Alain Mabanckou’s novel ‘Black Moses’ wins 2018 Hurston/Wright Legacy Award
Alain Mabanckou
October 20, 2018
|Franco-Congolese poet and novelist Alain Mabanckou won the 2018 Zora Neale Hurston/Richard Wright Legacy Award for fiction for “Black Moses,” a novel that follows the journey of an orphan from Loango through a revolution in the Congo to Pointe-Noire and the home of a madam with “ten girls, each more beautiful than the last.”
“It all began when I was a teenager, and came to wonder about the name I’d been given by Papa Moupelo, the priest at the orphanage in Loango: Tokumisa Nzambe po Mose yamoyindo abotami namboka ya Bakoko,” the novel opens. “A long name, which in Lingala means ‘Thanks be to God, the black Moses is born on the earth of our ancestors.’ ”

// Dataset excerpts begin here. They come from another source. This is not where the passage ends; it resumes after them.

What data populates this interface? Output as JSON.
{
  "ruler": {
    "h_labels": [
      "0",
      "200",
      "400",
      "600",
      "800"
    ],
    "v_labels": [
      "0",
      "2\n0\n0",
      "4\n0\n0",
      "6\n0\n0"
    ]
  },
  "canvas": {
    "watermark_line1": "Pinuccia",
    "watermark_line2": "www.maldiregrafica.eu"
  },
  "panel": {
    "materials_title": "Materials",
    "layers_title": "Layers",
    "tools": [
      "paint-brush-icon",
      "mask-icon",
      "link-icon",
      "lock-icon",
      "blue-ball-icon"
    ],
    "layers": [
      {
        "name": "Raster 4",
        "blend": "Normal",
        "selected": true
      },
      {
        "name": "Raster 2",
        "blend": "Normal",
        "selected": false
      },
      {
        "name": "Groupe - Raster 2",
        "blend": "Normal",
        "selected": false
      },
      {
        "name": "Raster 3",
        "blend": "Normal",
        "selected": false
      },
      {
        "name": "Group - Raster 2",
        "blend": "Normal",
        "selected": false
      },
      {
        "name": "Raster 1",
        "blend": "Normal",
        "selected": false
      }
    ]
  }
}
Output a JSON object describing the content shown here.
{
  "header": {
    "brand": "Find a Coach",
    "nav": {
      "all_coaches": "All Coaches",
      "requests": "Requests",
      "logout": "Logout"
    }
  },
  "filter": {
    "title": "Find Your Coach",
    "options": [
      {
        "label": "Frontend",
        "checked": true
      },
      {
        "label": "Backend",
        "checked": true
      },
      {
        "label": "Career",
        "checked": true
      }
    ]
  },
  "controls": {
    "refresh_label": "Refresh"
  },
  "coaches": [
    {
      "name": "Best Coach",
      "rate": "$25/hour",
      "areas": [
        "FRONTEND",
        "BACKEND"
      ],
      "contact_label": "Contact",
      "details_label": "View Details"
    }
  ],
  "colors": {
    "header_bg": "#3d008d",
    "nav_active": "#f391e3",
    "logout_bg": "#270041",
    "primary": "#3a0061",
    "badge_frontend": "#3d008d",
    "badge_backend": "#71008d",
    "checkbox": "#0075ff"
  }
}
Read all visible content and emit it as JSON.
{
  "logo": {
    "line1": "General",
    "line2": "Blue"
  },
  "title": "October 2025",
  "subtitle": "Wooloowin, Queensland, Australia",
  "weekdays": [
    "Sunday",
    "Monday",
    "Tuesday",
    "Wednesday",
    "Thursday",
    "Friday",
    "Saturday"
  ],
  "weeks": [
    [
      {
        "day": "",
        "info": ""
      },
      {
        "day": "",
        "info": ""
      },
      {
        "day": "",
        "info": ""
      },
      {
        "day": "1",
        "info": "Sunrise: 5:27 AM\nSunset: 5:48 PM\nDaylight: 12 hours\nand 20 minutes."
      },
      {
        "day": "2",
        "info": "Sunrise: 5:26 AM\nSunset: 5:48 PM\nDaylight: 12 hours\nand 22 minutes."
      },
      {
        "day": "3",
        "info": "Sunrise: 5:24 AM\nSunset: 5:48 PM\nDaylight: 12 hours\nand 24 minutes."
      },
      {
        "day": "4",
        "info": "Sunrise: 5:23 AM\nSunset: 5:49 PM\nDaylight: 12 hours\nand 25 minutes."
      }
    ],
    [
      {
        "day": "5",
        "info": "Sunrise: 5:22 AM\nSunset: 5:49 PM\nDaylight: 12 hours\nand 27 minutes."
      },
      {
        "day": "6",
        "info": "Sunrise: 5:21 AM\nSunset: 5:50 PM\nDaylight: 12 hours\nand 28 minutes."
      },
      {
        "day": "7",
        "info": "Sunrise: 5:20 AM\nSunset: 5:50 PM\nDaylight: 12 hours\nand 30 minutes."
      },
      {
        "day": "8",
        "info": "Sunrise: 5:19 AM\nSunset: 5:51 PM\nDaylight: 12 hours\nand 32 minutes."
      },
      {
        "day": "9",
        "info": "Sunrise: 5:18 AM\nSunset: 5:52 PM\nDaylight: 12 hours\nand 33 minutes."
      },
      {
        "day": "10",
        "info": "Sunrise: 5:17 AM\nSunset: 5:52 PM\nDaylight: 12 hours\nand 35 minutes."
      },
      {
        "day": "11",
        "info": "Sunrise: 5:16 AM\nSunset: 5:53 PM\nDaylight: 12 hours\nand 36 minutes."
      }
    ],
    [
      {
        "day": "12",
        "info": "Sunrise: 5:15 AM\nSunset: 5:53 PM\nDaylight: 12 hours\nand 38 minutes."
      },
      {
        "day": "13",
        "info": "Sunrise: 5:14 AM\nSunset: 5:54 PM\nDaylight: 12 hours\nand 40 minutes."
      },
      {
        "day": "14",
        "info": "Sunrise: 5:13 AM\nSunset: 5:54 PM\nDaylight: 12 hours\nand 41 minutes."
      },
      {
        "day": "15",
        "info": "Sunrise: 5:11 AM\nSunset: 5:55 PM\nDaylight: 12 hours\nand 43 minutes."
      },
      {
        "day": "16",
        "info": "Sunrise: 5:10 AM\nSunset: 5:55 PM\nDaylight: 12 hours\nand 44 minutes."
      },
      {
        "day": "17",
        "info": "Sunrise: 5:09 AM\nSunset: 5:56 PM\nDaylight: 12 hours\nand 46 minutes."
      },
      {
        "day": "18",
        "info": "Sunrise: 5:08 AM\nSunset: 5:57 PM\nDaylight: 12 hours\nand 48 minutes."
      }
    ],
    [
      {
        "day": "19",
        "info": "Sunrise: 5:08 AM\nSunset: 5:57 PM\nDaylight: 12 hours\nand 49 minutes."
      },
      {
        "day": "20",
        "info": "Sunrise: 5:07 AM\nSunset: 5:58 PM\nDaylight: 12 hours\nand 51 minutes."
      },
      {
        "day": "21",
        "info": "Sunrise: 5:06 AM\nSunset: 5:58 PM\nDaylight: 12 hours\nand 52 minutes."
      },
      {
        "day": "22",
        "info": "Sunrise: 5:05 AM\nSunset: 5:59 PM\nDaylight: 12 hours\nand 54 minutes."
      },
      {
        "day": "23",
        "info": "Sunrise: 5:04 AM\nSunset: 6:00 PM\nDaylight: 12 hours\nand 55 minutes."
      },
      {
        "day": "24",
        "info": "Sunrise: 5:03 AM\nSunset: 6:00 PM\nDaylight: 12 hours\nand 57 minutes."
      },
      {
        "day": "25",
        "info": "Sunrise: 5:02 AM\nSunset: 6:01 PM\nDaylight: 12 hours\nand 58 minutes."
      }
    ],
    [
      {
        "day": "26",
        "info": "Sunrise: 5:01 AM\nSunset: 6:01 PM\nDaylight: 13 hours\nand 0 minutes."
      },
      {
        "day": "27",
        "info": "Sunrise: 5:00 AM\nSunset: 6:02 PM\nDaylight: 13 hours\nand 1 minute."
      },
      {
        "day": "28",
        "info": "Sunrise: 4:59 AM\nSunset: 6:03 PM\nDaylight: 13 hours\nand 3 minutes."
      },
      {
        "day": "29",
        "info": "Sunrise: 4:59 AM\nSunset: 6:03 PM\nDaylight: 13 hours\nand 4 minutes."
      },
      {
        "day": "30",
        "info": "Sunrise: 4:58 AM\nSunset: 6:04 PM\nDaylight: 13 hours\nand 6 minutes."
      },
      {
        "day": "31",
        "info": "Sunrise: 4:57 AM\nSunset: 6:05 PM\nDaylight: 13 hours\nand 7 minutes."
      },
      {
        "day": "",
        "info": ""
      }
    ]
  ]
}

The judges called the book “a funny, efficiently-rendered picaresque tale” that “superbly traces the hero’s psychic collapse.” Mabanckou, who was born in what is now the Republic of Congo and is now a professor of literature at UCLA, writes about the “the perils of tyrannical government” in a setting that “is vivid and engrossing.
“Black writers continue to push through the barriers that have limited our ability to speak our truth to the world,” said Melanie Hatter, chairman of the board of the Hurston/Wright Foundation, which is named in honor of Harlem Renaissance writers Zora Neale Hurston and Richard Wright, and was founded more than 25 years ago with a mission to encourage writers of African descent and to ensure the survival of literature by black writers.
“As we navigate this political environment that pits white against people of color; against immigrants; against women, our voices are the stitching that weaves through the tapestry of America,” Hatter said. “This exceptional array of writers is leading the conversation on the black experience across the United States and throughout the world.”